Why does Eartho support the proposal for "Global Privacy Control"?
First and foremost, anything that makes it clear to the surveillance economy that users do not want, approve of, or consent to being followed and tracked on the Internet is a good step forward (and something that Eartho has been promoting since we started).
Second, the AdTech industry's proposed consent mechanisms are incompatible with the kinds of privacy protections that Eartho includes. For example, the Orwellian-sounding "consent management platforms" frequently require your browser to run tracking companies' code just to request that they not track you. These network requests to tracking companies are blocked by Eartho, which the tracking companies frequently misinterpret as "no preference expressed yet."
Third, Eartho is looking to collaborate with responsible, ethical, and privacy-conscious publishers who want to protect users' privacy without forcing them to navigate through intentionally confusing dialogs and "consent forms." We're particularly interested in collaborating with publishers who want to respect user privacy both where the law requires it (e.g., GDPR, CCPA) and where the law hasn't yet caught up to recognize privacy as a right (e.g., in areas where the law hasn't caught up to recognize privacy as a right) (and pervasive, non-consensual tracking as wrong).

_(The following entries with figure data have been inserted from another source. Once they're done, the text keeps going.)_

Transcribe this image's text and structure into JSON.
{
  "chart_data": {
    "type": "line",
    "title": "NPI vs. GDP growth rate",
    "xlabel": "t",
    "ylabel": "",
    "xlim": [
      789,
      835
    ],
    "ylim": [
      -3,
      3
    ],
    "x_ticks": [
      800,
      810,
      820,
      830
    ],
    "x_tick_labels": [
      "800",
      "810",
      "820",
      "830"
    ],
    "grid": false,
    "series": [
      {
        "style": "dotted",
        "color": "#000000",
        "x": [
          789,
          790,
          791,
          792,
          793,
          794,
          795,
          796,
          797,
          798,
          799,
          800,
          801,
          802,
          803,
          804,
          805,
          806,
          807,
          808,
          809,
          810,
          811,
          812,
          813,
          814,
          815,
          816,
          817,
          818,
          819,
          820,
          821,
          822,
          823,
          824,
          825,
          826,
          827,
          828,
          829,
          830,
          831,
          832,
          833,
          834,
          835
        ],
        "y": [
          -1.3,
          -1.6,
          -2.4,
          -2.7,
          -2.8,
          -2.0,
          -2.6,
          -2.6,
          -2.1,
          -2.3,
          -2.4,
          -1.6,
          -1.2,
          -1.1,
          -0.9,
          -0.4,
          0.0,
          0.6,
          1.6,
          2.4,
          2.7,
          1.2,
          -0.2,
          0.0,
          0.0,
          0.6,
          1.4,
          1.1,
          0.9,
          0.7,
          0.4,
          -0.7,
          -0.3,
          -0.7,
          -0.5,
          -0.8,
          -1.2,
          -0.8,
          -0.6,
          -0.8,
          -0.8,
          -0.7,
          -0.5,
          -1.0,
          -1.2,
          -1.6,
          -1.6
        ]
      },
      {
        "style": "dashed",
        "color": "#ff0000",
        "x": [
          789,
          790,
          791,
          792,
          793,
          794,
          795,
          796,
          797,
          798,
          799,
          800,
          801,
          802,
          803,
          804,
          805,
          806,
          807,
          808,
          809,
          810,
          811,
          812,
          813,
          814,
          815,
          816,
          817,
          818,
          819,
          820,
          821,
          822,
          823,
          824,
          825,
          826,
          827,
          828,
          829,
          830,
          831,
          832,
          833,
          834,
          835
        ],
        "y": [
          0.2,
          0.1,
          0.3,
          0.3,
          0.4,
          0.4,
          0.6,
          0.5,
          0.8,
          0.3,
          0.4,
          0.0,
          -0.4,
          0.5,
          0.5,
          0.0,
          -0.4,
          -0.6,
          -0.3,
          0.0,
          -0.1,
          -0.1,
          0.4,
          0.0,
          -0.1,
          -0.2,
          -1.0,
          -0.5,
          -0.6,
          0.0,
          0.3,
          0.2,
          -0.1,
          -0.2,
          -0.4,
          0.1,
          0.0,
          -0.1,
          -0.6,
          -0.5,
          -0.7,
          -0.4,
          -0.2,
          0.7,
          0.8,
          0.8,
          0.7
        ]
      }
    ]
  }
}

The publishers with whom we collaborated on the "Global Privacy Control" proposal have inspired us, and we hope that others will follow their lead.
Eartho’s Implementation of the “Global Privacy Control”
We are a third layer that abstracts the complexity for you and protects your users from being tracked. Our third layers not letting big companies to know where the users logged in and what there are watching. we separating their code from the developer website so they don't know nothing about the environment of the users.
The "Global Privacy Control" proposal is a great step forward, and we're excited to be able to support it. We believe that this proposal, and the efforts of the organizations and individuals behind it, will help to create a more privacy-respecting Internet.